Partial trisomy 21 map: Ten cases further supporting the highly restricted Down syndrome critical region (HR-DSCR) on human chromosome 21

Maria Chiara Pelleri  1 Elena Cicchini  1 Michael B Petersen  2   3 Lisbeth Tranebjaerg  4   5 Teresa Mattina  6 Pamela Magini  7 Francesca Antonaros  1 Maria Caracausi  1 Lorenza Vitale  1 Chiara Locatelli  8 Marco Seri  9 Pierluigi Strippoli  1 Allison Piovesan  1 Guido Cocchi  10
Affiliations
Case Reports

Partial trisomy 21 map: Ten cases further supporting the highly restricted Down syndrome critical region (HR-DSCR) on human chromosome 21

Maria Chiara Pelleri et al. Mol Genet Genomic Med. 2019 Aug.

Abstract

Background: Down syndrome (DS) is characterized by the presence of an extra full or partial human chromosome 21 (Hsa21). An invaluable model to define genotype-phenotype correlations in DS is the study of the extremely rare cases of partial (segmental) trisomy 21 (PT21), the duplication of only a delimited region of Hsa21 associated or not to DS. A systematic retrospective reanalysis of 125 PT21 cases described up to 2015 allowed the creation of the most comprehensive PT21 map and the identification of a 34-kb highly restricted DS critical region (HR-DSCR) as the minimal region whose duplication is shared by all PT21 subjects diagnosed with DS. We reanalyzed at higher resolution three cases previously published and we accurately searched for any new PT21 reports in order to verify whether HR-DSCR limits could prospectively be confirmed and possibly refined.

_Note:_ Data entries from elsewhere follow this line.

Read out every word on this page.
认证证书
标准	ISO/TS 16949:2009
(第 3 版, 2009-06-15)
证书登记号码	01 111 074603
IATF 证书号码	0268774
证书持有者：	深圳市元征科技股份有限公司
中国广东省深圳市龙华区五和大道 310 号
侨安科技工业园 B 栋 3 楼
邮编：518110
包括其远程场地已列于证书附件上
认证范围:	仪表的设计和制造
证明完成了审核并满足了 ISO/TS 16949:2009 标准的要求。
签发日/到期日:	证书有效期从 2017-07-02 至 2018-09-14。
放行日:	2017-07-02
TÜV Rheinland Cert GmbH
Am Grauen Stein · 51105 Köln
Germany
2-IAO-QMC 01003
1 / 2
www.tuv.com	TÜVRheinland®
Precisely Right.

Methods: Hsa21 partial duplications of three PT21 subjects were refined by adding array-based comparative genomic hybridization data. Seven newly described PT21 cases fulfilling stringent cytogenetic and clinical criteria have been incorporated into the PT21 integrated map.

Results: The PT21 map now integrates fine structure of Hsa21 sequence intervals of 132 subjects onto a common framework fully consistent with the presence of a duplicated HR-DSCR, on distal 21q22.13 sub-band, only in DS subjects and not in non-DS individuals. No documented exception to the HR-DSCR model was found.

Conclusions: The findings presented here further support the association of the HR-DSCR with the diagnosis of DS, representing an unbiased validation of the original model. Further studies are needed to identify and characterize genetic determinants presumably located in the HR-DSCR and functionally associated to the critical manifestations of DS.

Keywords: Down syndrome; computational biology; highly restricted Down syndrome critical region; human chromosome 21; intellectual disability; partial trisomy 21.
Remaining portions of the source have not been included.